My father worked in the Philippines for over thirteen years during my childhood. The plan was for all of us to live together there. My parents rented a beautiful house in Manila, took admission for me in the International school there and all three of us shifted into our new home some weeks before the beginning of the school year. I was eleven years old then and quite excited about the move. I bid goodbye to my big gang of friends and all my favorite teachers in my old school in Bombay, eagerly looking forward to the new one. But sadly, things did not go according to plan.
I was initially very happy with the new school, the friendly teachers, the bright classrooms, the interesting subjects and the even more interesting ways in which the teachers taught them. The teachers in turn were delighted with me, a rare interested pupil. I did very well in all my classes. I was also eager to make new friends, but found myself shunned, even openly laughed at, at times. I was just not ‘cool’ enough for them.
The International school was where children of most of the expatriates in Manila went to. There were kids of many different nationalities in my class, but the distinctive cultural influence was American. There was no uniform and the kind of clothes worn in school would put any posh South-Bombay college girl to shame even today. I can now imagine how I might have stood out among them, dressed in my trademark long frocks or skirts, with my well-oiled hair tied in two tight long pigtails. But more disturbing than the sartorial differences were the cultural ones. Kids in sixth grade had ‘boyfriends’ and ‘girlfriends’, a concept which to my innocent mind seemed to belong to Hindi movies only. I found it hard to make myself accepted in this alien atmosphere.
Some people were friendly though. I made a couple of good Indian friends who took me shopping. We bought shorts and t-shirts, not figure-hugging sexy stuff like some of the other girls, but at least something in which I would fit in more easily. My French teacher took me aside once and advised me not to oil my hair since the other kids found the smell offensive. An African girl who was equally shunned by the other kids took an instant liking to me.
But on the whole, I was pretty miserable. I missed our large extended family and all my old friends. I was bewildered at the hostile reception in the new school and tired of trying to fit into a culture I barely understood and didn’t very much like. My parents saw how miserable I was and decided to take me back to Bombay at the end of the school year. For the next thirteen years I lived and studied in Bombay, my father worked in Manila, and my mother shuttled back and forth between the two places every three months.
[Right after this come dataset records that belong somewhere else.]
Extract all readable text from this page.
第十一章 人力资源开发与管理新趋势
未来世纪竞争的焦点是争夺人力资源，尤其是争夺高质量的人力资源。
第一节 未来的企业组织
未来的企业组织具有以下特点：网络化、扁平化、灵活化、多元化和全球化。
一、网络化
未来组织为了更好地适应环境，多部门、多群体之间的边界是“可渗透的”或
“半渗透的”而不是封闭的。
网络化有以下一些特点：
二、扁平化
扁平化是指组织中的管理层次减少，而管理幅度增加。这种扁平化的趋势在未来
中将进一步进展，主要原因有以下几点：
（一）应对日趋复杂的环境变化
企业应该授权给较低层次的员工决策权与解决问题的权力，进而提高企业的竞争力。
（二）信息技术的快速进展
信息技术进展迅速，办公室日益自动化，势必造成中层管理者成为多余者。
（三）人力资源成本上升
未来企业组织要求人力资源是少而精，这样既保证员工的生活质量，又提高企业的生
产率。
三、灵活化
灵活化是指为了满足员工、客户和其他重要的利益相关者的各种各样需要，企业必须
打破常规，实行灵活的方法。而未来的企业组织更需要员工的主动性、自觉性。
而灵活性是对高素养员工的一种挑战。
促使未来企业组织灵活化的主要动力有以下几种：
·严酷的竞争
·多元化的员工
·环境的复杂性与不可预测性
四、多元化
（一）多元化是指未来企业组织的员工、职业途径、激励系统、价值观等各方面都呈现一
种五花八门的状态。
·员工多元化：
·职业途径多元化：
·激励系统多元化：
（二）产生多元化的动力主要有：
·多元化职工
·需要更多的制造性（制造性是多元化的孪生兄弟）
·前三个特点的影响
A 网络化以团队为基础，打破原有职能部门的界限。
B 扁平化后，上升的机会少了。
The question in my mind is, when I was so unhappy studying in an American school in an Asian country, how am I so happy working in an American company in America today? It could be that I am more mature now, better able to adapt to the new culture around me. But I think the real reason is that the people I work with are different.
My colleagues are mature Americans in their thirties and forties, intelligent hardworking people who respect me for my knowledge and my competence. These are people who are interested in the quality of my work, rather than my dressing sense or ‘cool’ quotient. They appreciate the fact that I am from a different culture and are eager to help me fit in. But I live in dread of meeting their kids some day. I seriously doubt if I would be able to interact with them as well even today. I guess I will never be ‘cool’ enough for them!